The lawyer shrank back into his chair.
"Do you threaten me?" he jerked out. "Be careful!"
"If I threatened you I'd certainly do what I threatened," said Ned. "So far I'm only wondering. Where did you learn to lie, Mr. Rattar?"
The lawyer made no answer at all. His mind seemed concentrated on guessing the other's probable actions.
"Out with it, man! I've met some derned good liars in my time, but you beat the lot. I'm anxious to know where you learned the trick, that's all."
"Why do you believe her more than me?" asked Simon.
"Because you've been found out lying before.
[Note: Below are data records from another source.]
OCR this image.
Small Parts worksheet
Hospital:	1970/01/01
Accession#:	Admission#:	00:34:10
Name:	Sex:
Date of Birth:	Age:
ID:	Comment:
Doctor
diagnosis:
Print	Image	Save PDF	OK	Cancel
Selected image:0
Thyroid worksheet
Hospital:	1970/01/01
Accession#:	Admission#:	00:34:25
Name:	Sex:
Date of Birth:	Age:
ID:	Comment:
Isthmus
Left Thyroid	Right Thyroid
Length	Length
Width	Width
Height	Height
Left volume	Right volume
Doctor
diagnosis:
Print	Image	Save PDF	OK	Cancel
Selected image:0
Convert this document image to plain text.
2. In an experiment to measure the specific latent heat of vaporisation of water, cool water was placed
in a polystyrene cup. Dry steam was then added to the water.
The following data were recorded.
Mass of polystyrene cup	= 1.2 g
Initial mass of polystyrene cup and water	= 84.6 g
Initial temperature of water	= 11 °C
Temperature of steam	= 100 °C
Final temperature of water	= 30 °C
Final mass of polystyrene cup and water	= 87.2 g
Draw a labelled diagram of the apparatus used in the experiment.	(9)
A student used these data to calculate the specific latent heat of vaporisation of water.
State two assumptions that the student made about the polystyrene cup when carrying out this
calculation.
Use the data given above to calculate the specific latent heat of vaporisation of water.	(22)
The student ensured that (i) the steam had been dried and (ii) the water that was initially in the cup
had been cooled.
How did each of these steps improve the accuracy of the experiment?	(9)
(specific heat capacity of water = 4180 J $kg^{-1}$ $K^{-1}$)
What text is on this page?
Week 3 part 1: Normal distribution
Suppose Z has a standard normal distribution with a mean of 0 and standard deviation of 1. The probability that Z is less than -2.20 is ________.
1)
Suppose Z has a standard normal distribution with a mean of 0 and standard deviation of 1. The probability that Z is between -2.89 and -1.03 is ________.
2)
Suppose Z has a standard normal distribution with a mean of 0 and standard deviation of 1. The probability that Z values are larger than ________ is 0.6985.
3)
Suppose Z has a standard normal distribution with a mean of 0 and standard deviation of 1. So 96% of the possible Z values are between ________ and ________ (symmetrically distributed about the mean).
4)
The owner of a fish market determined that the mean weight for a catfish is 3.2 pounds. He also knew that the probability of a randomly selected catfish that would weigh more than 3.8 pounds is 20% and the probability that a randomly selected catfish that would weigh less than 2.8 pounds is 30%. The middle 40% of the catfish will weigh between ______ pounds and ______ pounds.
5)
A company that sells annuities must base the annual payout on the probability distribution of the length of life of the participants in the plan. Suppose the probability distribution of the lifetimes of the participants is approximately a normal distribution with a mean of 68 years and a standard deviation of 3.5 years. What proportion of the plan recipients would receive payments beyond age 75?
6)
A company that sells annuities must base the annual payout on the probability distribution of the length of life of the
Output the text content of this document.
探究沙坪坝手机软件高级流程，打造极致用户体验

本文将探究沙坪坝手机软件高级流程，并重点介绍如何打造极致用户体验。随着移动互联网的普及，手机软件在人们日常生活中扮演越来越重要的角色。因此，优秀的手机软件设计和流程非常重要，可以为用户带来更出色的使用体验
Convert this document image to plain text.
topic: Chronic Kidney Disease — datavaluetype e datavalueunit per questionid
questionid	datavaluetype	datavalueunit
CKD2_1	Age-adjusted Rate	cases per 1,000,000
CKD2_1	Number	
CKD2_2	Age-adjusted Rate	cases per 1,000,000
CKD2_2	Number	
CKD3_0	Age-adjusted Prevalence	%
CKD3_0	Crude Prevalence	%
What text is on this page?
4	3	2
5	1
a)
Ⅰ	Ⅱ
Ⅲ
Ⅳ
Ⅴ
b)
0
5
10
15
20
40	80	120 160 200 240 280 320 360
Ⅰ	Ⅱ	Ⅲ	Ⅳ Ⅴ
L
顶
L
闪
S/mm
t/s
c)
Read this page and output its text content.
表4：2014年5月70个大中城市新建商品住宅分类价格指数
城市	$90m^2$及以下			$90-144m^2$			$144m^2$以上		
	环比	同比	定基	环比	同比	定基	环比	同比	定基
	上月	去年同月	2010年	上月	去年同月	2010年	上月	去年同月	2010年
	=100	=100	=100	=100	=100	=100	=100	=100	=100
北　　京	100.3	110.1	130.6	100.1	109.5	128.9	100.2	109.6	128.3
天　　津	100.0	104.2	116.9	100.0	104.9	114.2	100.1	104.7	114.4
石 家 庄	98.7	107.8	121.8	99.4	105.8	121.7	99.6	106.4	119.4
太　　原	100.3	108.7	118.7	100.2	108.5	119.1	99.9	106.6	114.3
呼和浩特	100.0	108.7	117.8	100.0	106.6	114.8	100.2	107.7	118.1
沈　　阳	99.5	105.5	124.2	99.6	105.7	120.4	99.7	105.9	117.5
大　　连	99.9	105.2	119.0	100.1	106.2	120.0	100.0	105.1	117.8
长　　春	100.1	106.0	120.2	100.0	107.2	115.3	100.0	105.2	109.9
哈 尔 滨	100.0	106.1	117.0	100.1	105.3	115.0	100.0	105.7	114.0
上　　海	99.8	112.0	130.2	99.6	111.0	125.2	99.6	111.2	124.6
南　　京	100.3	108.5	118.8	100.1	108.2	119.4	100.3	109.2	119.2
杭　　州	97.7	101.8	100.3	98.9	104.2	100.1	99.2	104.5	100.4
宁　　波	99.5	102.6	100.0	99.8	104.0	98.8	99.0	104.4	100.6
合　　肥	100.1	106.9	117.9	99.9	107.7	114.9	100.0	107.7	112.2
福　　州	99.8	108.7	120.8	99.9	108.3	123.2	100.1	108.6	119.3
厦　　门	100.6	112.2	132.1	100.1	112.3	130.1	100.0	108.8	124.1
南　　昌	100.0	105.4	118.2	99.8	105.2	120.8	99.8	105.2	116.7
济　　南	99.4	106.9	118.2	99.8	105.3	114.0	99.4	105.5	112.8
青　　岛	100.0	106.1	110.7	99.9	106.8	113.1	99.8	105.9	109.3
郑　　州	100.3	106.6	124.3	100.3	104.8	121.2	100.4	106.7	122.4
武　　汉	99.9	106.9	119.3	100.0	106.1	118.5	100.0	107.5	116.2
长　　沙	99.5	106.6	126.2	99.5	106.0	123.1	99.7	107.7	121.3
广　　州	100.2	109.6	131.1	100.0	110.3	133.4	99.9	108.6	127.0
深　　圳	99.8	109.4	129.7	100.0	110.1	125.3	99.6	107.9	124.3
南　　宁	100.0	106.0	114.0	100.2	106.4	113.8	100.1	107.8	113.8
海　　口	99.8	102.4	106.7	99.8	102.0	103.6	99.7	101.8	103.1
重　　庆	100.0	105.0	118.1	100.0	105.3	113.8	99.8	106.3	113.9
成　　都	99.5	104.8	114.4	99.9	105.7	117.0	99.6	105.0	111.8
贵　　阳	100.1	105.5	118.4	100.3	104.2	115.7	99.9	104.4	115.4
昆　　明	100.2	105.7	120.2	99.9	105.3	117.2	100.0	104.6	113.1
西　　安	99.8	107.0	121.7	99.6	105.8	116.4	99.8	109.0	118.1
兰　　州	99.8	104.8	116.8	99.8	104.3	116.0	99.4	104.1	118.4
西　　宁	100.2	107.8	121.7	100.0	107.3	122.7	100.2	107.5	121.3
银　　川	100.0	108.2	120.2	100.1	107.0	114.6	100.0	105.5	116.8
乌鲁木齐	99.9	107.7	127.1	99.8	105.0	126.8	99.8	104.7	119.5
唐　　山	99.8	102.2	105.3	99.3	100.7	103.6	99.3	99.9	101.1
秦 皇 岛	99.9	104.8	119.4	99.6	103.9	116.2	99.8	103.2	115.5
That was a pretty stiff one about your engaging Carrington, wasn't it?"
Simon was quite unable to control his violent start, and his face turned whiter.
"I--I didn't say I did," he stammered.
"Well," said Ned, "I admit I wasn't there to hear you, but I know Carrington made you put your foot fairly in it just by way of helping him to size you up, and he got your size right enough too."
"Then----" began Simon, and stopped and changed it into: "What does Carrington suspect--er--accuse me of?"
Ned stared at him for several seconds without speaking, and this procedure seemed to disconcert the lawyer more than anything had done yet.
"What--what does Carrington mean?" he repeated.
"He means you've lied, and he believes Miss Farmond, and he believes Sir Malcolm, and he believes me, and he puts you down as a pretty bad egg.